I honestly don't get the distinction you're trying to make here. I mean, on the one hand, you have all the adults and children in your community and their attitudes influencing you, and on the other you have some words you repeat once a school day, and you think the words were a really important factor in shaping your character? That chimes with nothing in my experience with myself, with other children, or with children I have known as an adult.
WRT prayer, hopefully this won't turn into yet another religion bash-a-thon, but if it will it's probably already too late so why not. Stand-up-and-witness events such as you describe definitely do not happen for us; the description you give sounds very protestant (i.e., alien) to me. I can't think of any analogous experience, either. The Divine Liturgy is indeed repetitive, but it's quite easy to drift off during it or during personal prayers, which are of the same general type--of course, the liturgy takes about an hour and a half, minimum, while daily prayers are around five minutes. But even the short little pledge is vulnerable to the same distraction: since the words are well-known, the lips rattle them off on autopilot while the mind thinks about anything and everything else. It's something one has to make a conscious effort not to do--even then, the effort is rarely effective, which is why we're told to make our distraction during prayer a subject for prayer itself--and I never saw any reason to make the effort with the pledge. I don't think the words I don't even pay attention to as I say them are having some hidden effect on my psyche.
Indeed, the prayers that do have the most effect on me are the ones I don't hear constantly--the seasonal songs, the parts the priest says quietly so you only hear them when you stand near the altar, and especially the midnight Paschal service.
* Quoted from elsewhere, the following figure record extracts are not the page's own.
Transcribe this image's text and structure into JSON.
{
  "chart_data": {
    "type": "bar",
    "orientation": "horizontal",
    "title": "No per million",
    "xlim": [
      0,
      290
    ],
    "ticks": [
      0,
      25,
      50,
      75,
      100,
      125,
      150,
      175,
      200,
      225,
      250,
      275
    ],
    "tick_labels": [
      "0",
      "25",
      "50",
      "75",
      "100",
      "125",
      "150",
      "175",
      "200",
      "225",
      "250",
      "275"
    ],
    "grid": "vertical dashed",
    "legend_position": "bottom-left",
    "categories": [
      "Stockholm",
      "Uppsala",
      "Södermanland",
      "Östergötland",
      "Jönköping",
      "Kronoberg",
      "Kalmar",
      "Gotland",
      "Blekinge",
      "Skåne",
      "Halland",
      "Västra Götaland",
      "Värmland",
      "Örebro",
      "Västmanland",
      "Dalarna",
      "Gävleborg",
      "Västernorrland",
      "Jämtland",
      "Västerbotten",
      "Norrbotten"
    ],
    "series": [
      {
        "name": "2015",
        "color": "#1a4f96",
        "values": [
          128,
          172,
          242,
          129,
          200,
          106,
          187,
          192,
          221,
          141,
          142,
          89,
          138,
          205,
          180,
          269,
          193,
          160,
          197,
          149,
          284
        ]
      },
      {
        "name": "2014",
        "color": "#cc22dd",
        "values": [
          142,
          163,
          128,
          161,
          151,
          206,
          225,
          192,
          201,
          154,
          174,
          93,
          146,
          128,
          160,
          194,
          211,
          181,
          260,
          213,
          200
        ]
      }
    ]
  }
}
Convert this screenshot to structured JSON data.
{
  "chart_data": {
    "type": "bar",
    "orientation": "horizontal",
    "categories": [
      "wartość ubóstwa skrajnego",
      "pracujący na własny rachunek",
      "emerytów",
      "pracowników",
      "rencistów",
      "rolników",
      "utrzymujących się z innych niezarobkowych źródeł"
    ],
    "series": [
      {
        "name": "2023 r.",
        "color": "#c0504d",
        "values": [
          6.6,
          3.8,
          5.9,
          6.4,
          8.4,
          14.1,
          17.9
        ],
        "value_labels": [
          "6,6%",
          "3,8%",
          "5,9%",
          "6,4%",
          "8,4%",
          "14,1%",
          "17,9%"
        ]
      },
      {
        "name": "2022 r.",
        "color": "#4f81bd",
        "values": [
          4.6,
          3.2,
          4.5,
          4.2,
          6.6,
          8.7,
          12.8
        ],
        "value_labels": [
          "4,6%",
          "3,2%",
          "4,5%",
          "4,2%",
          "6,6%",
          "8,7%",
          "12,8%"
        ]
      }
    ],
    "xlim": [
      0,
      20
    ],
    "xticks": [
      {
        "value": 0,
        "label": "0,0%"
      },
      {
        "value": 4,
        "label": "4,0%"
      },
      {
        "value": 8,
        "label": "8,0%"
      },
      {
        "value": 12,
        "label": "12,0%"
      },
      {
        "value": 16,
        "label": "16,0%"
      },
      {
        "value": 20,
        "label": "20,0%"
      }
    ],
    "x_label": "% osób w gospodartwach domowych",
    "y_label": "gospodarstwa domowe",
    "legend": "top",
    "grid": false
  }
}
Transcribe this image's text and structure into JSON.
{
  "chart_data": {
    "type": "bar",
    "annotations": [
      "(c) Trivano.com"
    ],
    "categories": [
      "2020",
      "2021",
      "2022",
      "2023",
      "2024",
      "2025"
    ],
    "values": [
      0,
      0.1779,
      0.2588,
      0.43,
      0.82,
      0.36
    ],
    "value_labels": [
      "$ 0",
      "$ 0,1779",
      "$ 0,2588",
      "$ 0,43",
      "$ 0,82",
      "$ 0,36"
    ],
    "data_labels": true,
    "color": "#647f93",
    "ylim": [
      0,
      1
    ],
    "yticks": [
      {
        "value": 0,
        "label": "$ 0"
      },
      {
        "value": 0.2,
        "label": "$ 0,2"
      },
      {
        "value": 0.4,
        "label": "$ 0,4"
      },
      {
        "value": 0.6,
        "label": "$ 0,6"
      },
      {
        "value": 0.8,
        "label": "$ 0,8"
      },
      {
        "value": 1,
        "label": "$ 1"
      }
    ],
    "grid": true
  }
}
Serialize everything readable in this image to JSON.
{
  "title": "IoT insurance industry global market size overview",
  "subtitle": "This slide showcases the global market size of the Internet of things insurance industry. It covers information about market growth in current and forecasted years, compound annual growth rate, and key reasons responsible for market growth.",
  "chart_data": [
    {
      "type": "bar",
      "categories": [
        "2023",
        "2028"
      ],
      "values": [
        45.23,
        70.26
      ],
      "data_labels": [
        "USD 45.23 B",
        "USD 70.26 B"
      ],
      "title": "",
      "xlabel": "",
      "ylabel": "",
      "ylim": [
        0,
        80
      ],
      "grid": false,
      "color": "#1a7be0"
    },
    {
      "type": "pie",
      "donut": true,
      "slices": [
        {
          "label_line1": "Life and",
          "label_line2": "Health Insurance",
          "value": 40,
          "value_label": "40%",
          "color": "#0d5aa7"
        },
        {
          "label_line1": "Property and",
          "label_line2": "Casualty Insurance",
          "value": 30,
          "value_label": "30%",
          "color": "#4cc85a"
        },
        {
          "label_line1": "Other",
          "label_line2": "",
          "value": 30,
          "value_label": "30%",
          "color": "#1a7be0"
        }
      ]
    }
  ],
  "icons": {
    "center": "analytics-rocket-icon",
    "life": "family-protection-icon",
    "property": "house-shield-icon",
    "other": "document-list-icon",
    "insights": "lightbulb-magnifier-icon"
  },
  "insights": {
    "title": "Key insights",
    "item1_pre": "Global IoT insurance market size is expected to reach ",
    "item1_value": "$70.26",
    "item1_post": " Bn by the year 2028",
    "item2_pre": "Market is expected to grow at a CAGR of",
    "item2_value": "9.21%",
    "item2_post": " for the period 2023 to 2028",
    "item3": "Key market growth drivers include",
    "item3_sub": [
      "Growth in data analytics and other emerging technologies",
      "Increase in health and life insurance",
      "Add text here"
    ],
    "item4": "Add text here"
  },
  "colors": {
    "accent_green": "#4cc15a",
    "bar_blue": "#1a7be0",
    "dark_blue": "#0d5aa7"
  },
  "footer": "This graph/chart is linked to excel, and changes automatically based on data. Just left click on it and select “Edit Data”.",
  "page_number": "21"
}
The Liturgy is made beautiful to draw people in, and it is marvelous if it's done with a good choir, but I don't have any kind of communal Zen experience such as you describe (we Orthodox, as a general rule, have a deep distrust of strong feelings). I'm pretty sure other people/children don't either, except in a temporary, evanescent way for new converts or for exceptional moments of grace. We're often reminded that "liturgy" means something like "work of the people." We're there to work at paying tribute to God. They made it nice for Him, and also to lighten the load for us a bit, but it's a job for us to work at. Also, nearly everything about the worship was specifically made to be instructive in a pre-literate society, so it's hard to say we're supposed to simply mouth and absorb passively.
Now, there is the Jesus Prayer...but that is specifically meant to be said with many, many repetitions, in solitude, stillness and silence, or the closest we can get to it, with the eyes closed. It's also not really meant for children. Kind of a complicated subject to get into, and I think dinner is imminent, so I'll leave it at that for now.
WRT prayer, hopefully this won't turn into yet another religion bash-a-thon, but if it will it's probably already too late so why not. Stand-up-and-witness events such as you describe definitely do not happen for us; the description you give sounds very protestant (i.e., alien) to me. I can't think of any analogous experience, either. The Divine Liturgy is indeed repetitive, but it's quite easy to drift off during it or during personal prayers, which are of the same general type--of course, the liturgy takes about an hour and a half, minimum, while daily prayers are around five minutes. But even the short little pledge is vulnerable to the same distraction: since the words are well-known, the lips rattle them off on autopilot while the mind thinks about anything and everything else. It's something one has to make a conscious effort not to do--even then, the effort is rarely effective, which is why we're told to make our distraction during prayer a subject for prayer itself--and I never saw any reason to make the effort with the pledge. I don't think the words I don't even pay attention to as I say them are having some hidden effect on my psyche.
Indeed, the prayers that do have the most effect on me are the ones I don't hear constantly--the seasonal songs, the parts the priest says quietly so you only hear them when you stand near the altar, and especially the midnight Paschal service. The Liturgy is made beautiful to draw people in, and it is marvelous if it's done with a good choir, but I don't have any kind of communal Zen experience such as you describe (we Orthodox, as a general rule, have a deep distrust of strong feelings). I'm pretty sure other people/children don't either, except in a temporary, evanescent way for new converts or for exceptional moments of grace. We're often reminded that "liturgy" means something like "work of the people." We're there to work at paying tribute to God. They made it nice for Him, and also to lighten the load for us a bit, but it's a job for us to work at. Also, nearly everything about the worship was specifically made to be instructive in a pre-literate society, so it's hard to say we're supposed to simply mouth and absorb passively.
Now, there is the Jesus Prayer...but that is specifically meant to be said with many, many repetitions, in solitude, stillness and silence, or the closest we can get to it, with the eyes closed. It's also not really meant for children. Kind of a complicated subject to get into, and I think dinner is imminent, so I'll leave it at that for now.